Hola Berta & Pol. Muchas gracias por tu comentario y tus valiosas objeciones. Pese a ello, no puedo estar de acuerdo con ninguna de tales objeciones. No creo, en absoluto, que la vida humana ocurra en una jungla. Y me remito a hechos, no a ninguna utopía. Es un hecho demostrable que los hombres cooperan, se estiman y respetan con muchísima más frecuencia de lo que compiten y se destruyen. En cuanto a la capacidad para afrontar dificultades, no creo que se pueda enseñar a un niño mediante ningún tipo de exigencia o prueba más dura o relevante de la que simplemente significa ser o vivir de modo consciente. Tampoco creo que apostar por una educación no competitiva sea promover un mundo "gris" y desmotivado.
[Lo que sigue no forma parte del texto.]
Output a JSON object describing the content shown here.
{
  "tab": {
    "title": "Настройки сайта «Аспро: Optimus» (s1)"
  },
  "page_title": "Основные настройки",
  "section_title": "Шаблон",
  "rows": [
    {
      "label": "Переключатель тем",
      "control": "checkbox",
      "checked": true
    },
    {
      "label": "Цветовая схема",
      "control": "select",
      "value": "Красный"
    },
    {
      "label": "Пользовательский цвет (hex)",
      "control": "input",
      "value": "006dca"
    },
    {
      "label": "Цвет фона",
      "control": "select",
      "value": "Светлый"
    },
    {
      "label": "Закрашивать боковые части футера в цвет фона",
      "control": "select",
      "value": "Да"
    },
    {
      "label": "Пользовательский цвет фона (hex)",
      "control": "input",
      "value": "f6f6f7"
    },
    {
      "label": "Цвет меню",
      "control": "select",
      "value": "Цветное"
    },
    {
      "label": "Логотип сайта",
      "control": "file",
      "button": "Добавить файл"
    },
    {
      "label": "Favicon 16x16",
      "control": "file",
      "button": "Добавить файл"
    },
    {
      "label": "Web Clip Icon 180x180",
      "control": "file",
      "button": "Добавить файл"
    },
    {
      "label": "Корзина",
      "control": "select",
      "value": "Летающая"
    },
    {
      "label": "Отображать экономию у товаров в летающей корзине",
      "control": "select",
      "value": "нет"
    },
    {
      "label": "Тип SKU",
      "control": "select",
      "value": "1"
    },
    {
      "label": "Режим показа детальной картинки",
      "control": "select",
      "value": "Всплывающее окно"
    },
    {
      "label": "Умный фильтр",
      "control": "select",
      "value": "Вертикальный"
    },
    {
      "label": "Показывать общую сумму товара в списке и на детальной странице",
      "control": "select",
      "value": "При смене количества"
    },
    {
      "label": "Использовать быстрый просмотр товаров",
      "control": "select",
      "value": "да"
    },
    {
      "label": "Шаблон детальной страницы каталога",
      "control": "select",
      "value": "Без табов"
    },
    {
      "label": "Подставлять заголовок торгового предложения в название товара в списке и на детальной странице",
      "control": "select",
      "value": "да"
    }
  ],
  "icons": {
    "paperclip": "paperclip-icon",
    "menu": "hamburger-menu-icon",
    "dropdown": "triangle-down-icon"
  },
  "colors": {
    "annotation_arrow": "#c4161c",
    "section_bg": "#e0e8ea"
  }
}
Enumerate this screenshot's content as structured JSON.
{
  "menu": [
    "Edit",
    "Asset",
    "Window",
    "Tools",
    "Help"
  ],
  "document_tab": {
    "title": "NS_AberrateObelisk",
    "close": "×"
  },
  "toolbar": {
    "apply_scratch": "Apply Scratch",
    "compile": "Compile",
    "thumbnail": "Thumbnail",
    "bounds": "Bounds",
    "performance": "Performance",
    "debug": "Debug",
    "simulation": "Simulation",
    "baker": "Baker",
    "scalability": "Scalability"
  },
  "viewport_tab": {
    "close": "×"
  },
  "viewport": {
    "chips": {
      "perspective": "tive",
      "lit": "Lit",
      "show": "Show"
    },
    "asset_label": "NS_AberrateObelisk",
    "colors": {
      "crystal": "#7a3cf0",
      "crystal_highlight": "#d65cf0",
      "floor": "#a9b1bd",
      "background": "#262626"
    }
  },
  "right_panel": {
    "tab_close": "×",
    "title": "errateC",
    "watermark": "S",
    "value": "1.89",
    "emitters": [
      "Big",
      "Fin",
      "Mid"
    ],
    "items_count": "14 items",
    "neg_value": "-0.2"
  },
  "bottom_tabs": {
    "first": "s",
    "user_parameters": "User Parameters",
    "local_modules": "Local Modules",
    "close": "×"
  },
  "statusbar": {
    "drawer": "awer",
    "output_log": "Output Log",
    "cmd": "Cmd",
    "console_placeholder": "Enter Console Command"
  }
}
Las personas son ya, por sí mismas, estructuras finalistas, tensadas siempre por el deseo. Lo que hay que procurar, en mi opinión, es no falsear el objeto de esos deseos, y educar a los niños para que sean críticos con todo el sistema de presuntos fines y metas que les queremos imbuir a través de la educación. Un cordial saludo.